When we add or remove markets, the COMP distribution rates for all other markets have to be adjusted to achieve our desired total COMP distribution. This can be quite cumbersome.

Solution

Assign every cToken a COMP distribution weight and introduce global COMP distribution rate targets for both lending and borrowing. These weights then calculate the distribution rate for each market.

Example

3 markets are supported: COMP, WBTC, and USDT. Global COMP distribution is 1 COMP per block for borrowing.

Market Weight Distribution Rate (Borrowing)
COMP 20 ~0.57
WBTC 5 ~0.14
USDT 10 ~0.29

Formula

borrow_distribution_rate(MARKET) = global_borrow_distribution_rate * (weight(MARKET) / sum(weight(ALL_MARKETS))

supply_distribution_rate(MARKET) = global_supply_distribution_rate * (weight(MARKET) / sum(weight(ALL_MARKETS))

Benefits

  • Changing global distribution rates is simpler
  • Simpler distribution rate changes when adding or removing markets
  • Less room for human error when recalculating weights for all markets

Thoughts?

2 Likes

Maybe in the next comptroller implementation we could use COMP speed weights like you described instead of raw comp rate. New implementation might also give a chance to separate COMP borrow distribution from the supply rates (currently they’re 50/50 with no parameter to change it).

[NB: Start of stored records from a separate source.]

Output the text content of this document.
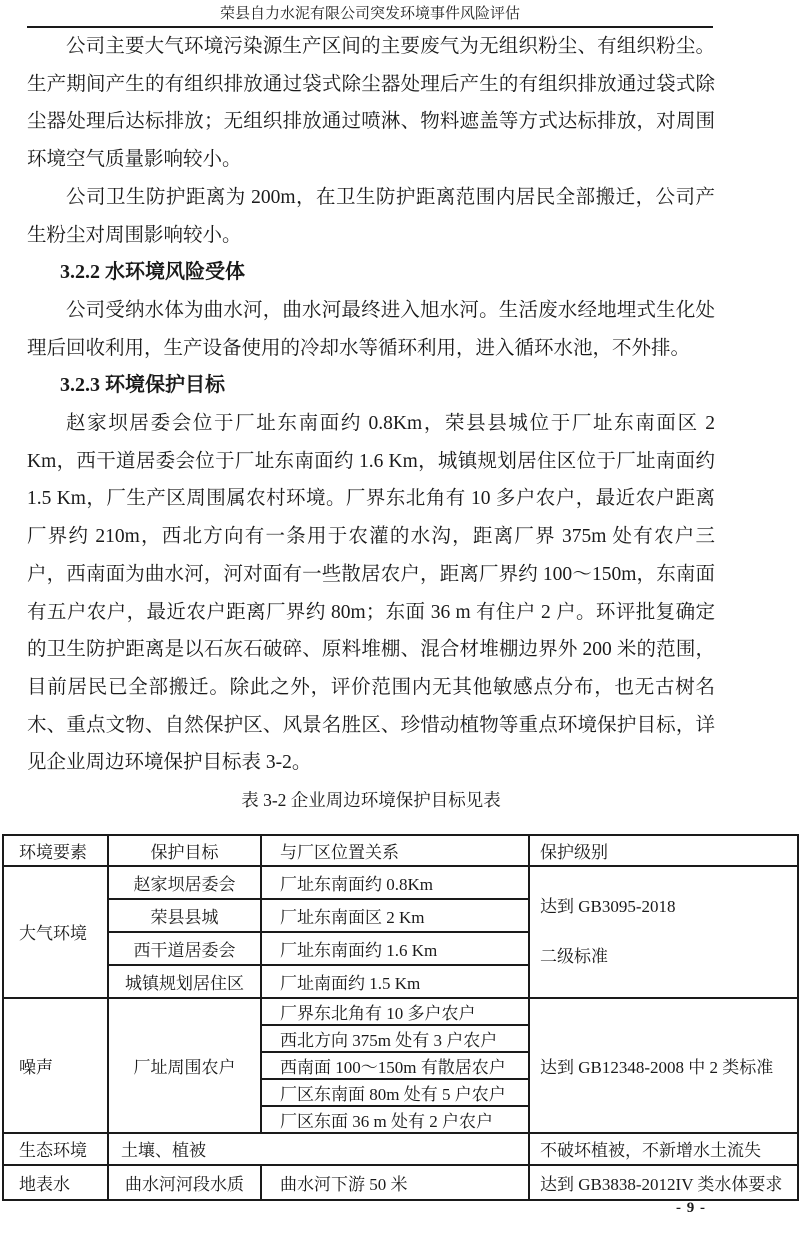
荣县自力水泥有限公司突发环境事件风险评估

公司主要大气环境污染源生产区间的主要废气为无组织粉尘、有组织粉尘。生产期间产生的有组织排放通过袋式除尘器处理后产生的有组织排放通过袋式除尘器处理后达标排放；无组织排放通过喷淋、物料遮盖等方式达标排放，对周围环境空气质量影响较小。

公司卫生防护距离为 200m，在卫生防护距离范围内居民全部搬迁，公司产生粉尘对周围影响较小。

3.2.2 水环境风险受体

公司受纳水体为曲水河，曲水河最终进入旭水河。生活废水经地埋式生化处理后回收利用，生产设备使用的冷却水等循环利用，进入循环水池，不外排。

3.2.3 环境保护目标

赵家坝居委会位于厂址东南面约 0.8Km，荣县县城位于厂址东南面区 2 Km，西干道居委会位于厂址东南面约 1.6 Km，城镇规划居住区位于厂址南面约 1.5 Km，厂生产区周围属农村环境。厂界东北角有 10 多户农户，最近农户距离厂界约 210m，西北方向有一条用于农灌的水沟，距离厂界 375m 处有农户三户，西南面为曲水河，河对面有一些散居农户，距离厂界约 100～150m，东南面有五户农户，最近农户距离厂界约 80m；东面 36 m 有住户 2 户。环评批复确定的卫生防护距离是以石灰石破碎、原料堆棚、混合材堆棚边界外 200 米的范围，目前居民已全部搬迁。除此之外，评价范围内无其他敏感点分布，也无古树名木、重点文物、自然保护区、风景名胜区、珍惜动植物等重点环境保护目标，详见企业周边环境保护目标表 3-2。

表 3-2 企业周边环境保护目标见表
环境要素	保护目标	与厂区位置关系	保护级别
大气环境	赵家坝居委会	厂址东南面约 0.8Km	达到 GB3095-2018
二级标准

	荣县县城	厂址东南面区 2 Km	
	西干道居委会	厂址东南面约 1.6 Km	
	城镇规划居住区	厂址南面约 1.5 Km	
噪声	厂址周围农户	厂界东北角有 10 多户农户	达到 GB12348-2008 中 2 类标准
		西北方向 375m 处有 3 户农户	
		西南面 100～150m 有散居农户	
		厂区东南面 80m 处有 5 户农户	
		厂区东面 36 m 处有 2 户农户	
生态环境	土壤、植被		不破坏植被，不新增水土流失
地表水	曲水河河段水质	曲水河下游 50 米	达到 GB3838-2012IV 类水体要求
- 9 -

One problem is that the comptroller smart contract size is near the maximum size for ethereum. Much change might require creative ways to reduce comptroller size or separate the functionality into multiple contracts.

I’ve completed the code changes to implement this idea.

https://github.com/TRiLeZ/compound-protocol/tree/weighted-comp-speed

Changes:

  • Add separate borrow and supply distribution rates
  • Add weights for every market for both supply and borrow sides

Note: Comp speeds are now calculated based on utility for their respective market (previous behavior) AND on their supply/borrow weights. I need someone to check my math on this.

2 Likes

@TylerEther thanks for getting creative with this! It’s awesome to see you diving into the Comptroller contract.

The biggest issue that I see, is that the goal isn’t to divide the COMP distribution between a global “supply” side and a “borrow” side, but rather the supply or borrow side of an individual asset. For example, collateral assets (like ETH, WBTC) might see the COMP distribution allocated entirely to suppliers, while stablecoins (popular borrowing assets) might see the COMP distribution allocated more heavily to borrowers.

To the other aspect, having a “weight” by market, is a nice simplification – though it reintroduces the refreshcompspeeds function, which was removed in the last upgrade.

3 Likes

Thanks @rleshner for the response!

I’ll think about this from a new angle - incentivizing borrowing vs. lending for individual assets.